We've already said more than that, though. Whilst it depends on the mind, mathematics also seems to have an unbreakable link to the physical world. In the most simple example, there's something about those two oranges that has the notion of two-ness. The notion of two-ness is contained, but not exhausted, by them. I can create a two-dimensional shape that is approximately (but never exactly - because we live in a world of discrete atoms and molecules) equal to the one in the equation of the graph I was using. This is all simple enough. What is more breath-taking, though, is to understand that correspondences between abstract mathematics and the physical world have also been discovered in far more complicated cases. In some areas, mathematicians discovered new theorems in highly abstract areas that nobody thought would ever turn out to have a practical application - but in fact they actually perfectly described physical phenomena observed decades later. Do you get that? Away in his dusty study somewhere, the mathematician was working on a problem that was thought to be far too abstract to have any real application. Some time later, a physicist realised that this bit of mathematics was the key to something that he was observing. Quantum physics provides a number of illustrations of this.

Summing Up...

I hope you're still with me! The point here is this:

Observation one: Mathematics has its seat in minds. Observation two: We also now know that mathematics is also embedded at a fundamental and essential in physical reality. Inescapable conclusion: Physical reality is the product of a mind.

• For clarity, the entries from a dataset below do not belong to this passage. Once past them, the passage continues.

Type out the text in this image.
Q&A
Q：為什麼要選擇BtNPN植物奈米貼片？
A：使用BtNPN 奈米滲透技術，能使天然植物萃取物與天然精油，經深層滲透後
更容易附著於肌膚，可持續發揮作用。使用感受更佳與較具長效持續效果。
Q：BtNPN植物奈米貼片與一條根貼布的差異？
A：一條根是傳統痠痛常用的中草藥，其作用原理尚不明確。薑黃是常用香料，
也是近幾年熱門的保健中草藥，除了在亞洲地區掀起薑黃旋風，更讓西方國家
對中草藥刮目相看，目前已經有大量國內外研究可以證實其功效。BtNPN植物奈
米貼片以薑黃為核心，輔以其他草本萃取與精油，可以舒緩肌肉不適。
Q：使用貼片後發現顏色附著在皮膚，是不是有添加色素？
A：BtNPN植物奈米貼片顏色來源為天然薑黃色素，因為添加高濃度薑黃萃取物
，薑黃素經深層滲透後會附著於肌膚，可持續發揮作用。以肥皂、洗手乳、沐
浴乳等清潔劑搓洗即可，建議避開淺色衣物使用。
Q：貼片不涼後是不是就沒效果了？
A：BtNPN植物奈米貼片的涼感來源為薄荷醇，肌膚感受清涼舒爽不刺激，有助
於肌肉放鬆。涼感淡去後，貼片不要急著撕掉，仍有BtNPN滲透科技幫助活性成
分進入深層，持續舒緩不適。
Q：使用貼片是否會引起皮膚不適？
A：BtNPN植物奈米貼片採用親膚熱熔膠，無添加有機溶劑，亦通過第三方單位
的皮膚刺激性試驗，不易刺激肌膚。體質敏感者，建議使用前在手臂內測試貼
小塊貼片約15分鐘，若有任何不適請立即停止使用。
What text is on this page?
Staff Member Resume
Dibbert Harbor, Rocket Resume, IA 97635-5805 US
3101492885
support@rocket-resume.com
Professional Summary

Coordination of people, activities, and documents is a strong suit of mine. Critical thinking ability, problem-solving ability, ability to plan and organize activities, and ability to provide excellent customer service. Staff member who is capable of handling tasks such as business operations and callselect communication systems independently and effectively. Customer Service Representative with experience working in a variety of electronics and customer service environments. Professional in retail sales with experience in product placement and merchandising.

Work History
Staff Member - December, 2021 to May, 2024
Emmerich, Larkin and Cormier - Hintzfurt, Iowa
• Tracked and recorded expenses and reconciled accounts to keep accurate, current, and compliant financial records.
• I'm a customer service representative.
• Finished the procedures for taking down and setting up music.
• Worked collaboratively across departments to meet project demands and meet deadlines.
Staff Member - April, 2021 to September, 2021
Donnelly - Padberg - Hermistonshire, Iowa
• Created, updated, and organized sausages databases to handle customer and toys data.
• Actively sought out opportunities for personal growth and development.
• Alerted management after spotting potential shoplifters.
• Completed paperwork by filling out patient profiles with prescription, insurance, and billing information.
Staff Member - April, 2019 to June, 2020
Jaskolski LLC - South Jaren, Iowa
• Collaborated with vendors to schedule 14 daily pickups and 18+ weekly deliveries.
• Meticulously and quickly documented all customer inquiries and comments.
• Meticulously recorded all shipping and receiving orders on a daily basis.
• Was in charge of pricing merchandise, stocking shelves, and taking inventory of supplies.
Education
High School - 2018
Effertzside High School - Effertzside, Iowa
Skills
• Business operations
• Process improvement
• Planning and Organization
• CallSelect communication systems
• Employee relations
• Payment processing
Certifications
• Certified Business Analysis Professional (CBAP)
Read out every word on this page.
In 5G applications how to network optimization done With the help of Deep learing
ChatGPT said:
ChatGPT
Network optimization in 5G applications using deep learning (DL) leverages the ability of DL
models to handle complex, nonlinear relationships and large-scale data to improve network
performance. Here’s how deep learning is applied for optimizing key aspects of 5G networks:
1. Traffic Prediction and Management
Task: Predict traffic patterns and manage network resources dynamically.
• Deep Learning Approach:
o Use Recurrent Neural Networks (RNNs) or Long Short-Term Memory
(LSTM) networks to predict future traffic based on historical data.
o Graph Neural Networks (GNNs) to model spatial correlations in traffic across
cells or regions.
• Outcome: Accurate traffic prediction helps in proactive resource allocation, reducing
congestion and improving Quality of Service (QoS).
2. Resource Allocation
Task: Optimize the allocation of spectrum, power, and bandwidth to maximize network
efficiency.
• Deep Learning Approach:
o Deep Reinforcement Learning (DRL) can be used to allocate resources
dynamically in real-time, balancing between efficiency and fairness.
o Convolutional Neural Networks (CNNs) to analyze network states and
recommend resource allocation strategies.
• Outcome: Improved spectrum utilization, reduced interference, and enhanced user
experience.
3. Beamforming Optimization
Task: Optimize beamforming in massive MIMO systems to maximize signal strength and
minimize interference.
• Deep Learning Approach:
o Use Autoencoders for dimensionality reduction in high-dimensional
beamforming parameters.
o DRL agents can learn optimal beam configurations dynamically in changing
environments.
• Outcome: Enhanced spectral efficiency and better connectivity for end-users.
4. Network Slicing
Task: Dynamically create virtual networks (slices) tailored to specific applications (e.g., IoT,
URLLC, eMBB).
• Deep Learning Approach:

As a Christian I believe that all knowledge can only ultimately be rightly understood when we see its integration point in our Maker. Or in other words, unless we begin with God in everything, we'll eventually go wrong somewhere down the line. When I say things like this, a response I often get is "but lots of knowledge is neutral and has no religious implications. Take maths - 2+2 is 4 whether you are a Christian or an atheist!" Above I've explained just one reason why that answer is on a wrong track. The objectivity of mathematics and its fundamental connection to the physical world are two more places where God speaks clearly - and leaves the atheist without excuse. They cannot be accounted for on purely materialist assumptions. Mathematics is universal, transcendent, comes from a mind, and is embedded at the deepest level in the world we live in. Mathematics speaks clearly of the immense and wonderful mind of the one who is.